Kampiunnews| Paris – Paris Saint-Germain (PSG) kembali menunjukkan superioritas mereka di sepak bola domestik Prancis. Klub raksasa ibu kota tersebut sukses memastikan gelar Ligue 1 musim 2025/2026 sekaligus mempertegas dominasi era modern mereka di kompetisi sepak bola Prancis.
Keberhasilan menjuarai Ligue 1 musim ini semakin melengkapi koleksi prestasi PSG sepanjang musim 2025/2026. Sebelumnya, Les Parisiens telah lebih dulu mengangkat trofi Piala Super Eropa, Piala Interkontinental, dan Piala Super Prancis. Kini, pasukan Luis Enrique tinggal selangkah lagi menuju musim paling sempurna dalam sejarah klub apabila mampu merebut trofi Liga Champions Eropa akhir Mei mendatang.
PSG memastikan diri menjadi juara Ligue 1 usai menumbangkan Lens dengan skor 2-0 di Stade Bollaert-Delelis, Kamis (14/5/2026) dini hari WIB.
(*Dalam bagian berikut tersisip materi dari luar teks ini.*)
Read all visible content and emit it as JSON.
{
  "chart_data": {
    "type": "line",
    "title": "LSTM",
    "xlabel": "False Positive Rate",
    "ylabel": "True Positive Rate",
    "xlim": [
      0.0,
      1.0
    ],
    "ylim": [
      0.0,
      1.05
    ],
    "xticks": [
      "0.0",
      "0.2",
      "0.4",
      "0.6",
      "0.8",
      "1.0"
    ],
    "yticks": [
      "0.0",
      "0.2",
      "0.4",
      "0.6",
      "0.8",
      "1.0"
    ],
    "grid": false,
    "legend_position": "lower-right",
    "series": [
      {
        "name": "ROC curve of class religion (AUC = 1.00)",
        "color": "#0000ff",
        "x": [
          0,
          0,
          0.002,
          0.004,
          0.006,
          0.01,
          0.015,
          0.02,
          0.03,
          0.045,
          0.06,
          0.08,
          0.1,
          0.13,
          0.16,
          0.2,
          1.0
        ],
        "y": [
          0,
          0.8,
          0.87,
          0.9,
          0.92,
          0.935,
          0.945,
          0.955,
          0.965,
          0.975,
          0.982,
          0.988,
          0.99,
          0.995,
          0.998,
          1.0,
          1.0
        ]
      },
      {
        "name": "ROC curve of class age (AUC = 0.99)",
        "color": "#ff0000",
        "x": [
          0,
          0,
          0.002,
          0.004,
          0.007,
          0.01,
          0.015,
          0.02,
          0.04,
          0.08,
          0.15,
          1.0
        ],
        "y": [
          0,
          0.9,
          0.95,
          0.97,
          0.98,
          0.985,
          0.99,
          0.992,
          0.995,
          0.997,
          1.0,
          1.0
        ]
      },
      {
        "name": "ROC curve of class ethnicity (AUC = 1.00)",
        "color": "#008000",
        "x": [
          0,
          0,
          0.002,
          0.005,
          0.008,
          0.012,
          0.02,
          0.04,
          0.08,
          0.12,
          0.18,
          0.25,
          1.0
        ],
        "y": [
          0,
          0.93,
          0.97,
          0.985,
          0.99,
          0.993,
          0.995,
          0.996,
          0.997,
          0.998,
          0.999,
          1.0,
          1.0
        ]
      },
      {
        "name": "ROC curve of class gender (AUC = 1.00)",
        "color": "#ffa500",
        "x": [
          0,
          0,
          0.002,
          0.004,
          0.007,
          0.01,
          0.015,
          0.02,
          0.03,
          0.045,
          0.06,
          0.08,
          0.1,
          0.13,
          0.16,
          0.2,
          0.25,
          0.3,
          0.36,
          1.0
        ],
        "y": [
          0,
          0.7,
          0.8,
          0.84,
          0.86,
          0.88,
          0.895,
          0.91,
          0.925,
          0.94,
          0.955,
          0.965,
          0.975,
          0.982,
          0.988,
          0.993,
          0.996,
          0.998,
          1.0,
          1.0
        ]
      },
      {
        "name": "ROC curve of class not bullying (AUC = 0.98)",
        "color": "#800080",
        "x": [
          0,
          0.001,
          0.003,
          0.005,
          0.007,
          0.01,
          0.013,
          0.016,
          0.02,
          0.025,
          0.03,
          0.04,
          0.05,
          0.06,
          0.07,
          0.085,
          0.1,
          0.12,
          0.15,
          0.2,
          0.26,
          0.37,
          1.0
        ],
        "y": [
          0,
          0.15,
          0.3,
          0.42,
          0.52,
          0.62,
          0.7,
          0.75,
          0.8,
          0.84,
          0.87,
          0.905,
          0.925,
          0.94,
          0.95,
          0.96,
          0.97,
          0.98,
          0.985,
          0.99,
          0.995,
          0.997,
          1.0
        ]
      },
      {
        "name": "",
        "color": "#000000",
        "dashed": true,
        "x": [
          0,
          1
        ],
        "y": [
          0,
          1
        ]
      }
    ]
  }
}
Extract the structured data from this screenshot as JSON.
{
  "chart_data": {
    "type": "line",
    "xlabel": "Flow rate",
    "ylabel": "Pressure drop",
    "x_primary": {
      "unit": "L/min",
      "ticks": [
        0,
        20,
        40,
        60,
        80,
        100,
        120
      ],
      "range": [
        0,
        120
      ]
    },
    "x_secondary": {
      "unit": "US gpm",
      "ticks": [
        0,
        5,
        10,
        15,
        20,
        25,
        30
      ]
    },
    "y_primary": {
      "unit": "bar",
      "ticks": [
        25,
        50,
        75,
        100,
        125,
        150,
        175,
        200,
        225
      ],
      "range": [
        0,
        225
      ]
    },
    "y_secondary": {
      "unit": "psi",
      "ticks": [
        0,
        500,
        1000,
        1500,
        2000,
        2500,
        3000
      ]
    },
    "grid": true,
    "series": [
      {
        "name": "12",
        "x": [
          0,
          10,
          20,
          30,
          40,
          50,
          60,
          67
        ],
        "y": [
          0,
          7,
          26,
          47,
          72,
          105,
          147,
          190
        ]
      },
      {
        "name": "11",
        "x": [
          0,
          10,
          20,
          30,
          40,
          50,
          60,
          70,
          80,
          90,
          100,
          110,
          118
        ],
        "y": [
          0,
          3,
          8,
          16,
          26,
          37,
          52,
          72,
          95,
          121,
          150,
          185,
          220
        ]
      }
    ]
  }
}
Tambahan tiga poin membuat PSG kokoh di puncak klasemen dengan keunggulan sembilan angka dan hanya menyisakan satu pertandingan musim ini. Situasi tersebut membuat Lens tak lagi memiliki peluang mengejar dan harus puas mengakhiri musim sebagai runner-up.
Winger asal Georgia, Khvicha Kvaratskhelia, menjadi pembuka kemenangan PSG melalui golnya pada pertengahan babak pertama. Sementara gol kedua lahir di masa injury time lewat aksi pemain muda berbakat, Ibrahim Mbaye.
Kesuksesan ini sekaligus menjadi gelar Ligue 1 kelima secara beruntun bagi skuad racikan Luis Enrique. Secara keseluruhan, PSG kini telah mengoleksi 14 gelar Liga Prancis dan semakin mengukuhkan status sebagai klub tersukses dalam sejarah Ligue 1.
Menariknya, 12 dari total 14 trofi liga tersebut berhasil diraih sejak PSG diakuisisi Qatar Sports Investments dalam 14 tahun terakhir. Dominasi itu membuat PSG nyaris tanpa rival dalam satu dekade terakhir sepak bola Prancis.
Namun ambisi PSG musim ini belum berhenti. Klub asal Paris tersebut masih berpeluang menciptakan sejarah yang jauh lebih besar saat menghadapi Arsenal pada final Liga Champions di Budapest, 30 Mei mendatang.
Jika mampu keluar sebagai juara, PSG akan mencatat sejarah sebagai salah satu tim modern yang berhasil mempertahankan gelar Liga Champions secara beruntun sekaligus menyempurnakan musim fantastis mereka dengan treble internasional.
Sebenarnya peluang PSG mengunci gelar Ligue 1 sudah terbuka sejak pekan lalu setelah kemenangan tipis 1-0 atas Brest. Saat itu mereka unggul enam poin dari Lens dengan selisih gol sangat jauh sehingga kans pesaing untuk menyalip praktis sangat kecil.
Pertandingan kontra Lens sendiri sebelumnya dijadwalkan berlangsung pada April, namun ditunda demi memberi waktu pemulihan bagi PSG di tengah jadwal padat Liga Champions menghadapi Liverpool FC pada babak perempat final.
Pada laga ini, Luis Enrique melakukan rotasi besar-besaran dengan mencadangkan sejumlah pemain utama seperti Achraf Hakimi, Nuno Mendes, Marquinhos, Vitinha, Fabian Ruiz, hingga Warren Zaire-Emery.
Meski tampil dengan kombinasi pemain pelapis, PSG tetap dominan sepanjang pertandingan. Gol pertama bermula dari aksi Ousmane Dembele yang memotong sapuan Malang Sarr sebelum mengirim umpan matang kepada Kvaratskhelia untuk diselesaikan menjadi gol.
Lens sempat memberi tekanan serius pada babak kedua. Abdallah Sima hampir menyamakan skor pada menit ke-74 andai sepakannya tidak membentur mistar gawang. Florian Thauvin juga sempat mencetak gol di pengujung laga, namun dianulir karena offside.
Saat Lens terus menekan demi mencari gol penyama kedudukan, PSG justru mampu memastikan kemenangan melalui serangan balik cepat yang diselesaikan Ibrahim Mbaye di masa tambahan waktu.
Meski gagal menjaga persaingan juara hingga pekan terakhir, Lens tetap layak mendapat apresiasi atas performa impresif mereka musim ini. Klub tersebut dipastikan lolos otomatis ke fase liga Liga Champions musim depan dan masih memiliki peluang meraih trofi saat menghadapi Nice pada final Piala Prancis, 22 Mei mendatang.